After he defeated Sajad Barzi of Iran to win the bronze medal of the 120-kilogram class in Greco-Roman wrestling, Rulon Gardner sat on the mat and took off his shoes. It's the universal Olympian sign of retirement from sport. An assistant coach from the U.S. team gathered up an American flag that had been tossed from the stands and handed it to Gardner. Rulon rested in the center of the mat, flag cradled in his lap, and undid his shoes.

[img]
Rulon Gardner of the United States takes off his shoes to symbolize his retirement.
(AP photo)
"As a kid, we all take our shoes off the same way," Gardner said. "You start as a wrestler as a 7- or 8-year-old kid, putting your shoes on, on the mat. I took 'em off as a 33-year-old kid."

We don't bother much with Greco-Roman wrestling. Or any wrestling, for that matter. Greco-Roman at the Olympics is generally neither Greco nor Roman. It's usually a Balkan-fest. A Balkan-alia, of former Soviet republics that are really hard to spell: Azerbaijan, Kazakhstan, Uzbekistan, etc.

The erstwhile Soviets and a clot of Central Europeans dominate Greco, which is too ancient and arcane for go-go, cutting-edge America. That doesn't mean Rulon Gardner has gone unnoticed.

Four years ago, in Sydney, he slew a giant. Gardner beat the unbeatable Russian, Alexander Karelin, who hadn't lost in 13 years, to win gold. It was a Miracle on Mat story made more endearing by the modest face Gardner gave us after he won.

He was a big (265 pounds), doughy, appealing kid, from a town of 2,000 in Wyoming, the last of nine children. He popped from obscurity to fame like a dancer from a cake at a bachelor party. "There was very little transformation from zero to 100 miles an hour," Gardner said Wednesday. "You don't picture yourself as a celebrity when you're down on the mat sweating on people."

Gardner was, in fact, the poster kid for the weirdness of fame.

Late-night talk shows. Who Wants to be a Millionaire. Sponsors. Speeches.

Divorce, from a wife who couldn't deal with his notoriety and their loss of innocence. Near death.

He would have been on his snowmobile in February 2002 whether he'd beaten Karelin or not. Gardner is no spectator; he lives life. But there he was, tossed from the vehicle, wet and alone for 15 hours at 25 below zero. When his body gave up and he stopped shivering, he believed he would die.
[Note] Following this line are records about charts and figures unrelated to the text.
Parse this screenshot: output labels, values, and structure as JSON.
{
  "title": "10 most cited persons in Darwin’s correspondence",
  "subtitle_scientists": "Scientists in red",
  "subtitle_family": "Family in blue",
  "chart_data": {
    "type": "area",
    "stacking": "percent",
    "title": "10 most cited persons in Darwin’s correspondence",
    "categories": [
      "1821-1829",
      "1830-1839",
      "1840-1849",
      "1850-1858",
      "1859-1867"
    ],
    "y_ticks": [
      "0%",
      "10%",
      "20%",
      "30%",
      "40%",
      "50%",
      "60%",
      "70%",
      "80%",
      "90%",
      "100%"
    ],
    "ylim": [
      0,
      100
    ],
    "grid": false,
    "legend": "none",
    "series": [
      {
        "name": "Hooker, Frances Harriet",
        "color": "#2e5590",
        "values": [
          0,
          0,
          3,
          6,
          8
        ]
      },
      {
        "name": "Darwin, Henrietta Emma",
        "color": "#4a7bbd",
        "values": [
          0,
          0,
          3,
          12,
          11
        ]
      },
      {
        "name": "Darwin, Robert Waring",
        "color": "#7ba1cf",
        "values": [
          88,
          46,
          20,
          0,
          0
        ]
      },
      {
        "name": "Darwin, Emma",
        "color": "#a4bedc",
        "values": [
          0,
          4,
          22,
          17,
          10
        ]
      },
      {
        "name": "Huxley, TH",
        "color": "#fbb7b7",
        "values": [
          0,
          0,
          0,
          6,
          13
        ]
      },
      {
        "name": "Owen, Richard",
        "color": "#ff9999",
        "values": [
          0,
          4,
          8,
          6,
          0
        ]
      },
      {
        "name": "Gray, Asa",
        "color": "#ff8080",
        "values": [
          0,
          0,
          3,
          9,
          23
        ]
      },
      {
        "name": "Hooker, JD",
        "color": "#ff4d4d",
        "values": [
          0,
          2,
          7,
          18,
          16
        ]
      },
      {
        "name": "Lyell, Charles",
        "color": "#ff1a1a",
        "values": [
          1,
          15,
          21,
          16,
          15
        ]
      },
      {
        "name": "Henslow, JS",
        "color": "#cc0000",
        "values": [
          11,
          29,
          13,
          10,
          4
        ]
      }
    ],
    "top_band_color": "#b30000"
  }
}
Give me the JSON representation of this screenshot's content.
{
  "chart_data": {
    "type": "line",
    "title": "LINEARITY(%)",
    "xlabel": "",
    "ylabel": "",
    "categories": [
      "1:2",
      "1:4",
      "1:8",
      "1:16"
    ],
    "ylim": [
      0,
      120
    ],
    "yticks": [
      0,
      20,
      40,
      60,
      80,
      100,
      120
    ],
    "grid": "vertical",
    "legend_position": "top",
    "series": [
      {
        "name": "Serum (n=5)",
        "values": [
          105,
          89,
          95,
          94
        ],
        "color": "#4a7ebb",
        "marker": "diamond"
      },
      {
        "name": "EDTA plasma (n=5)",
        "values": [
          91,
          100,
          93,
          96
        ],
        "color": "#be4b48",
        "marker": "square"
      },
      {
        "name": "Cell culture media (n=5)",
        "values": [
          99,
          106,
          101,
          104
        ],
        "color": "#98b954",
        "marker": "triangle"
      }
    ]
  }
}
He didn't. He just lost a toe, which he keeps in formaldehyde in a jar in his refrigerator, to remind him he's mortal.

He didn't die in March, either, when a car pulled in front of his motorcycle and sent him head-over-handlebars. He didn't lose in the Olympic Trials after he dislocated a wrist playing basketball.

And Gardner didn't lose here until Wednesday's semifinals, a defeat he attributed partly to having just nine toes. It might affect a man's balance.
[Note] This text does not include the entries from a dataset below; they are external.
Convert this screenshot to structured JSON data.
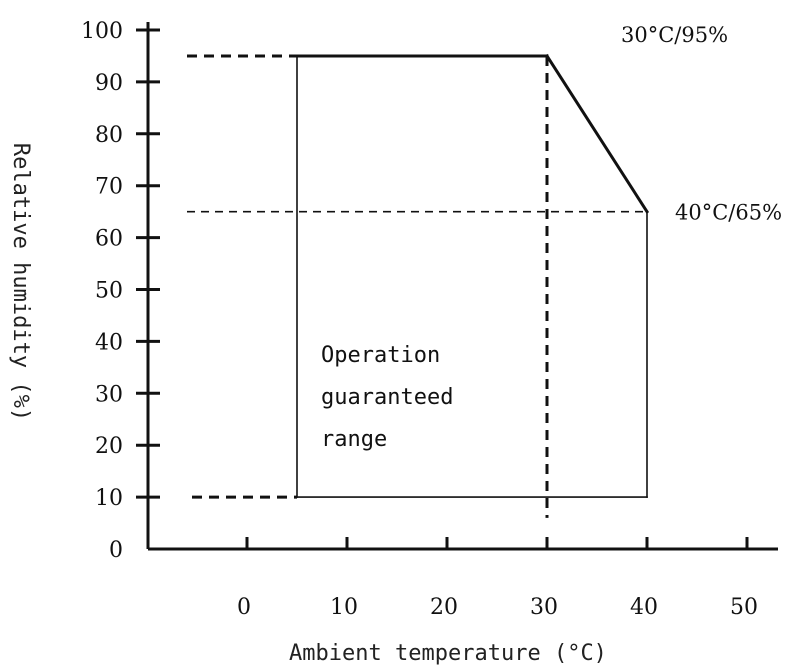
{
  "chart_data": {
    "type": "line",
    "title": "",
    "xlabel": "Ambient temperature (°C)",
    "ylabel": "Relative humidity (%)",
    "xlim": [
      -10,
      53
    ],
    "ylim": [
      0,
      102
    ],
    "x_ticks": [
      0,
      10,
      20,
      30,
      40,
      50
    ],
    "y_ticks": [
      0,
      10,
      20,
      30,
      40,
      50,
      60,
      70,
      80,
      90,
      100
    ],
    "grid": false,
    "legend": "none",
    "series": [
      {
        "style": "solid",
        "points": [
          [
            5,
            10
          ],
          [
            5,
            95
          ],
          [
            30,
            95
          ],
          [
            40,
            65
          ],
          [
            40,
            10
          ],
          [
            5,
            10
          ]
        ]
      }
    ],
    "reference_lines": [
      {
        "style": "dashed-heavy",
        "points": [
          [
            -6,
            95
          ],
          [
            5,
            95
          ]
        ]
      },
      {
        "style": "dashed-heavy",
        "points": [
          [
            -5.5,
            10
          ],
          [
            5,
            10
          ]
        ]
      },
      {
        "style": "dashed-heavy",
        "points": [
          [
            30,
            95
          ],
          [
            30,
            6
          ]
        ]
      },
      {
        "style": "dashed-light",
        "points": [
          [
            -6,
            65
          ],
          [
            40,
            65
          ]
        ]
      }
    ],
    "annotations": [
      {
        "text": "30°C/95%",
        "x": 30,
        "y": 95
      },
      {
        "text": "40°C/65%",
        "x": 40,
        "y": 65
      }
    ],
    "region_label": [
      "Operation",
      "guaranteed",
      "range"
    ],
    "colors": {
      "line": "#111111",
      "axis": "#111111",
      "text": "#111111"
    }
  }
}
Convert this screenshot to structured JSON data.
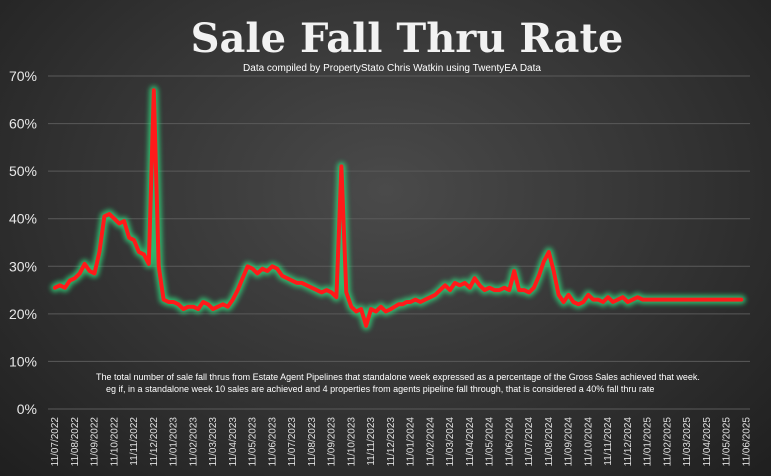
{
  "chart_data": {
    "type": "line",
    "title": "Sale Fall Thru Rate",
    "subtitle": "Data compiled by PropertyStato Chris Watkin using TwentyEA Data",
    "annotation": [
      "The total number of sale fall thrus from Estate Agent Pipelines that standalone week expressed as a percentage of the Gross Sales achieved that week.",
      "eg if, in a standalone week 10 sales are achieved and 4 properties from agents pipeline fall through, that is considered a 40%  fall thru rate"
    ],
    "ylim": [
      0,
      70
    ],
    "yticks": [
      0,
      10,
      20,
      30,
      40,
      50,
      60,
      70
    ],
    "ytick_labels": [
      "0%",
      "10%",
      "20%",
      "30%",
      "40%",
      "50%",
      "60%",
      "70%"
    ],
    "x_labels": [
      "11/07/2022",
      "11/08/2022",
      "11/09/2022",
      "11/10/2022",
      "11/11/2022",
      "11/12/2022",
      "11/01/2023",
      "11/02/2023",
      "11/03/2023",
      "11/04/2023",
      "11/05/2023",
      "11/06/2023",
      "11/07/2023",
      "11/08/2023",
      "11/09/2023",
      "11/10/2023",
      "11/11/2023",
      "11/12/2023",
      "11/01/2024",
      "11/02/2024",
      "11/03/2024",
      "11/04/2024",
      "11/05/2024",
      "11/06/2024",
      "11/07/2024",
      "11/08/2024",
      "11/09/2024",
      "11/10/2024",
      "11/11/2024",
      "11/12/2024",
      "11/01/2025",
      "11/02/2025",
      "11/03/2025",
      "11/04/2025",
      "11/05/2025",
      "11/06/2025"
    ],
    "grid": true,
    "line_color": "#ff1a1a",
    "glow_color": "#2fd67a",
    "series": [
      {
        "x_month_index": [
          0,
          0.25,
          0.5,
          0.75,
          1,
          1.25,
          1.5,
          1.75,
          2,
          2.25,
          2.5,
          2.75,
          3,
          3.25,
          3.5,
          3.75,
          4,
          4.25,
          4.5,
          4.75,
          5,
          5.25,
          5.5,
          5.75,
          6,
          6.25,
          6.5,
          6.75,
          7,
          7.25,
          7.5,
          7.75,
          8,
          8.25,
          8.5,
          8.75,
          9,
          9.25,
          9.5,
          9.75,
          10,
          10.25,
          10.5,
          10.75,
          11,
          11.25,
          11.5,
          11.75,
          12,
          12.25,
          12.5,
          12.75,
          13,
          13.25,
          13.5,
          13.75,
          14,
          14.25,
          14.5,
          14.75,
          15,
          15.25,
          15.5,
          15.75,
          16,
          16.25,
          16.5,
          16.75,
          17,
          17.2,
          17.4,
          17.6,
          17.8,
          18,
          18.25,
          18.5,
          18.75,
          19,
          19.25,
          19.5,
          19.75,
          20,
          20.25,
          20.5,
          20.75,
          21,
          21.25,
          21.5,
          21.75,
          22,
          22.25,
          22.5,
          22.75,
          23,
          23.25,
          23.5,
          23.75,
          24,
          24.25,
          24.5,
          24.75,
          25,
          25.25,
          25.5,
          25.75,
          26,
          26.25,
          26.5,
          26.75,
          27,
          27.25,
          27.5,
          27.75,
          28,
          28.25,
          28.5,
          28.75,
          29,
          29.25,
          29.5,
          29.75,
          30,
          30.25,
          30.5,
          30.75,
          31,
          31.25,
          31.5,
          31.75,
          32,
          32.25,
          32.5,
          32.75,
          33,
          33.25,
          33.5,
          33.75,
          34,
          34.25,
          34.5,
          34.75,
          35
        ],
        "values": [
          25.5,
          26,
          25.5,
          27,
          27.5,
          28.5,
          30.5,
          29,
          28.5,
          33,
          40.5,
          41,
          40,
          39,
          39.5,
          36,
          35.5,
          33,
          32.5,
          30.5,
          67,
          30,
          23,
          22.5,
          22.5,
          22,
          21,
          21.5,
          21.5,
          21,
          22.5,
          22,
          21,
          21.5,
          22,
          21.5,
          23,
          25,
          27.5,
          30,
          29.5,
          28.5,
          29.5,
          29,
          30,
          29.5,
          28,
          27.5,
          27,
          26.5,
          26.5,
          26,
          25.5,
          25,
          24.5,
          25,
          24.5,
          23.5,
          51,
          24.5,
          21.5,
          20.5,
          21,
          17.5,
          21,
          20.5,
          21.5,
          20.5,
          21,
          21.5,
          22,
          22,
          22.5,
          22.5,
          23,
          22.5,
          23,
          23.5,
          24,
          25,
          26,
          25,
          26.5,
          26,
          26.5,
          25.5,
          27.5,
          26,
          25,
          25.5,
          25,
          25,
          25.5,
          25,
          29,
          25,
          25,
          24.5,
          25.5,
          28,
          31,
          33,
          29,
          24,
          22.5,
          24,
          22.5,
          22,
          22.5,
          24,
          23,
          23,
          22.5,
          23.5,
          22.5,
          23,
          23.5,
          22.5,
          23,
          23.5,
          23,
          23,
          23,
          23,
          23,
          23,
          23,
          23,
          23,
          23,
          23,
          23,
          23,
          23,
          23,
          23,
          23,
          23,
          23,
          23,
          23
        ]
      }
    ]
  }
}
It was important to him, Gardner said, to honor his sport by wrestling every match hard, so that's what he did in his last match. "You've been through so much the last four years," his coach, Steve Fraser, told him before the match. "Let your hard work show."
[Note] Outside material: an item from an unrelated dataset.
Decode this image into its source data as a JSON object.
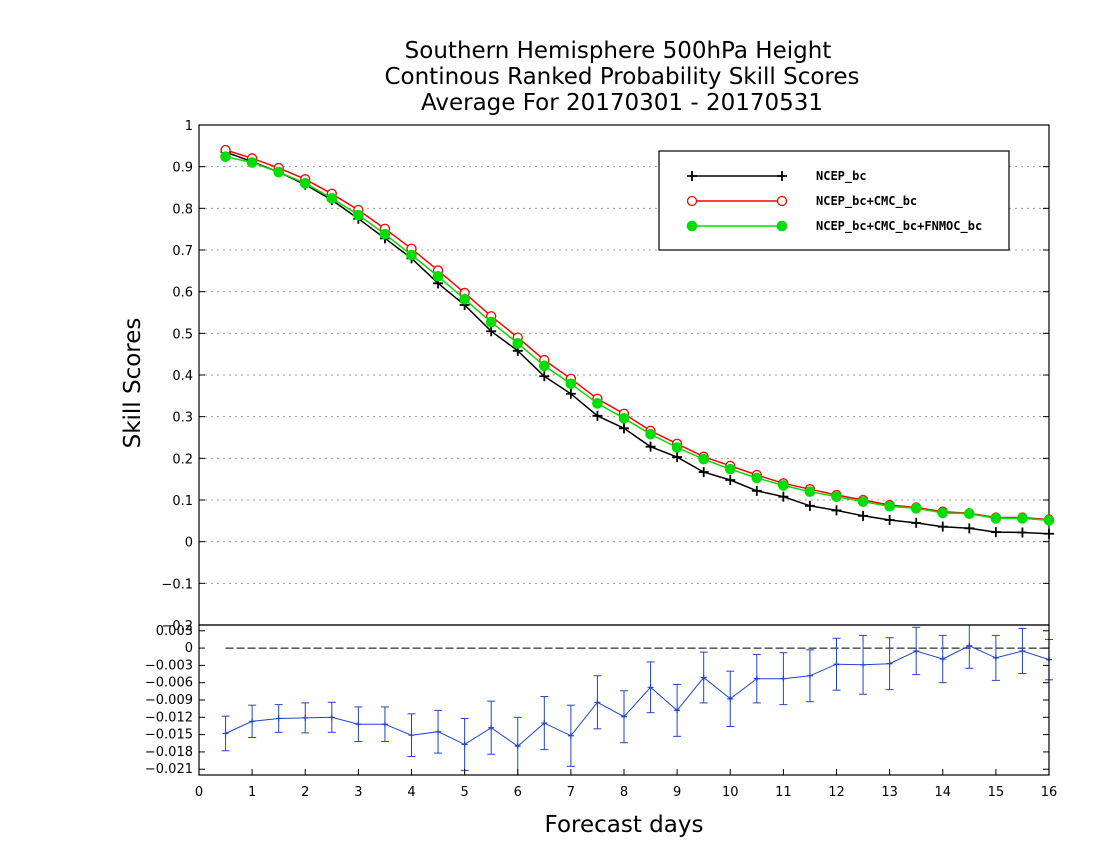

He did. It did, and just now, he is walking barefoot around the ring and out of the Ano Liossia Olympic Hall, crying like a baby. "That meant the world to me," Gardner said. "I understood the spectacle of putting your shoes on the mat. You know you have fulfilled your life as a wrestler."

He's a good man, Rulon Gardner, a solid guy who, unlike many of us, did exactly what he said he would do, start to finish. He left a very big and good part of his life on the mat Wednesday, without a single regret. "My story, or any athlete's story, is what the Olympic spirit is all about," he said.

Rulon's shoes stayed on the mat barely a minute. A worker scooped them up and took them away. It's doubtful anyone will fill them.